Karena hadis dipandang sebagai standar praktis untuk menilai berbagai praktik keagamaan yang berkembang di tengah masyarakat.
Para ulama tidak lagi sekadar mempelajari Kutub al-Sittah sebagai kajian akademik.
Mereka berusaha menelusuri riwayat-riwayat lain, mengujinya, kemudian menjadikannya sebagai pedoman pembaruan kehidupan umat.
Telaah hadis pun berubah orientasi.
Tujuannya bukan hanya memperkaya ilmu, tetapi juga memperbaiki kehidupan.
Hadis menjadi landasan rekonstruksi sosial, moral, dan spiritual masyarakat Muslim.
Hadis dan Tasawuf Bertemu Kembali
Menariknya, kebangkitan studi hadis berjalan seiring dengan pembaruan tasawuf.
Bagi banyak ulama, keduanya bukanlah dua dunia yang saling bertentangan.
Hadis menjadi alat untuk menyaring praktik tasawuf, sedangkan tasawuf memberikan dimensi spiritual terhadap pengamalan hadis.
Ikatan tarekat juga mempererat hubungan personal di antara para ulama.
Tidak sedikit muhaddits besar yang sekaligus menjadi tokoh tarekat.
Mereka memadukan ketelitian ilmiah dengan kedalaman spiritual.
Jaringan Ulama sebagai Motor Pembaruan
Pada akhirnya, kekuatan utama jaringan ulama internasional bukan terletak pada adanya organisasi formal ataupun keseragaman doktrin.

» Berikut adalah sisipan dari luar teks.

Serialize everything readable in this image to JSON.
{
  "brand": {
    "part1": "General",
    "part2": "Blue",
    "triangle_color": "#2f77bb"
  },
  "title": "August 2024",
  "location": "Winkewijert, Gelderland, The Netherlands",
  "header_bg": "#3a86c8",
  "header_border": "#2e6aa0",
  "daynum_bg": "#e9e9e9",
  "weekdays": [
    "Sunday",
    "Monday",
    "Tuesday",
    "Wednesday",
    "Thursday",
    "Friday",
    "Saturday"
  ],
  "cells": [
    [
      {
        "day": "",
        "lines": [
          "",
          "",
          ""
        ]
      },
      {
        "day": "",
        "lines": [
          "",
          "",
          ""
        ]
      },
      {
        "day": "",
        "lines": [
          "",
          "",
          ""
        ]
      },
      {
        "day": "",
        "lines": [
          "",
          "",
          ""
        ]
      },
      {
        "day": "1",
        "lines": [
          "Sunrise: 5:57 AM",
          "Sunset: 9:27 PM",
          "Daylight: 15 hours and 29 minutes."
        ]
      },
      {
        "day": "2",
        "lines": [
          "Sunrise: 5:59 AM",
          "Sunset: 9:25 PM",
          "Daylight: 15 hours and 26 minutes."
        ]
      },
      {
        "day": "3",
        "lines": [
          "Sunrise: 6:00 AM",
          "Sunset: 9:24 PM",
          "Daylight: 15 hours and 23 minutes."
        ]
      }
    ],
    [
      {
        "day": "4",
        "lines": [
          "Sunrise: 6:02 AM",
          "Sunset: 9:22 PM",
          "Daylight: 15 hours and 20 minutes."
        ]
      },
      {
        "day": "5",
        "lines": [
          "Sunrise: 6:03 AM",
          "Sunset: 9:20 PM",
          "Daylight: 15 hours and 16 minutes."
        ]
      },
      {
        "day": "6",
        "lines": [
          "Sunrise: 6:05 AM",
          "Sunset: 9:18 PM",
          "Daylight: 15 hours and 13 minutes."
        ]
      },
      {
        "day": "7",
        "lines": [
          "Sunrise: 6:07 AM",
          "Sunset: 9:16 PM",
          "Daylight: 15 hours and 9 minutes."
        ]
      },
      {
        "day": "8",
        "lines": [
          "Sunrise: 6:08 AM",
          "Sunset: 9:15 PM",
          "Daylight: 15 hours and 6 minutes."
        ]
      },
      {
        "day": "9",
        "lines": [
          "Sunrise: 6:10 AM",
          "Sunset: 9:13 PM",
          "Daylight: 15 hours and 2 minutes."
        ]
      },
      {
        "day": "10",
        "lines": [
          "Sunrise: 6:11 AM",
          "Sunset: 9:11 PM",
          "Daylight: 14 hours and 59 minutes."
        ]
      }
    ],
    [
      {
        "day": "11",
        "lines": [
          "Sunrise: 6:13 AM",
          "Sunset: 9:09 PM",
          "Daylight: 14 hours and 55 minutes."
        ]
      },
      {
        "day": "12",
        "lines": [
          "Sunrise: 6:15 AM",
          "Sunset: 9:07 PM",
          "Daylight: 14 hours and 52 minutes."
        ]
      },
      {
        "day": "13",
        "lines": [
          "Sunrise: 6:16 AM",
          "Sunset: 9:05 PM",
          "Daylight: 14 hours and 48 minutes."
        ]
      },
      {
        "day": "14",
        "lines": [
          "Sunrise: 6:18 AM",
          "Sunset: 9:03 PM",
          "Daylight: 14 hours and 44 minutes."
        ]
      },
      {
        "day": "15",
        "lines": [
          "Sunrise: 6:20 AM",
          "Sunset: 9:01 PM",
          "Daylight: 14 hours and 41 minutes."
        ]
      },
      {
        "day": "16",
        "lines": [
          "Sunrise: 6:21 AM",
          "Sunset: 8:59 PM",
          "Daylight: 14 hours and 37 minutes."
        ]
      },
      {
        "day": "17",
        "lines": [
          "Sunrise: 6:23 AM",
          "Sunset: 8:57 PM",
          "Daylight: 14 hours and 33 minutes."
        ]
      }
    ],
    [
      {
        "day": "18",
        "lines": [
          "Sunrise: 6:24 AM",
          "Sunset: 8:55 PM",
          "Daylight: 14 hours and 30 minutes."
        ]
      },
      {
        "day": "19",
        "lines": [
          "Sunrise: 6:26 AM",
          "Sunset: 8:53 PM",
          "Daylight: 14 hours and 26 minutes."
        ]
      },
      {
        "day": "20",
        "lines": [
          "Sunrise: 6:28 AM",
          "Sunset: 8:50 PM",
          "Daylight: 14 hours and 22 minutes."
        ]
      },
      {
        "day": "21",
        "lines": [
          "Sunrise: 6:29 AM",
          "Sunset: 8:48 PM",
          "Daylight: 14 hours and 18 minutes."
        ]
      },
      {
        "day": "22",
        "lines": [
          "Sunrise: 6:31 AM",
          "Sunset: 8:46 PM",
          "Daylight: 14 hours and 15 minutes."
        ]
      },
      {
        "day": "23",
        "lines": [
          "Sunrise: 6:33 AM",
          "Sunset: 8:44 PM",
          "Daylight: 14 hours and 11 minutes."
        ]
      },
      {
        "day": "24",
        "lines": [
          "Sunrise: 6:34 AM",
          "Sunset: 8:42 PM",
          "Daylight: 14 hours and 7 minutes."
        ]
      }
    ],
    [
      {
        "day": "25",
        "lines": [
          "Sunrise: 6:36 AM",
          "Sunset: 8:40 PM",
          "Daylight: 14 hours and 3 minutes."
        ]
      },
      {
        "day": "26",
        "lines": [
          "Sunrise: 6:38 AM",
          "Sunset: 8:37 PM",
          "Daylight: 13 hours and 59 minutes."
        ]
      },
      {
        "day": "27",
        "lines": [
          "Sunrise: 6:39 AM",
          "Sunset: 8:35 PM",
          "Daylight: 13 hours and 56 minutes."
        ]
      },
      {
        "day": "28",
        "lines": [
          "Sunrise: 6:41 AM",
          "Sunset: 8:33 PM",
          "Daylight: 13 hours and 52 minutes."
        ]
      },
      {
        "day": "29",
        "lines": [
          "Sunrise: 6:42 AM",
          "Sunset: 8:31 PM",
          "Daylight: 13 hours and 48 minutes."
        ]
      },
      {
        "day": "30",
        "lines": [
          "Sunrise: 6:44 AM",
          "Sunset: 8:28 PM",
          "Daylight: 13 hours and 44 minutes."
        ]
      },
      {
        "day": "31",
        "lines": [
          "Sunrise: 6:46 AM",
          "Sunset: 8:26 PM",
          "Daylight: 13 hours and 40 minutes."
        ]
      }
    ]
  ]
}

Yang menyatukan mereka adalah visi bersama.
Mereka memiliki cita-cita yang sama, yaitu membangun kembali kehidupan umat melalui pembaruan akidah, akhlak, ilmu pengetahuan, dan moral sosial.
Hubungan guru dan murid membentuk mata rantai keilmuan yang melintasi negeri-negeri Muslim.
Melalui jaringan inilah lahir para ulama yang kemudian kembali ke daerah masing-masing, termasuk Nusantara, membawa semangat pembaruan yang berpijak pada Al-Qur'an, Sunnah, tasawuf yang dimurnikan, serta penguatan kehidupan sosial umat.
Dengan demikian, jaringan ulama Haramain bukan sekadar jaringan transmisi ilmu.
Ia merupakan jaringan peradaban yang menghubungkan dunia Islam melalui sanad keilmuan, spiritualitas, dan visi pembaruan yang terus hidup dari generasi ke generasi.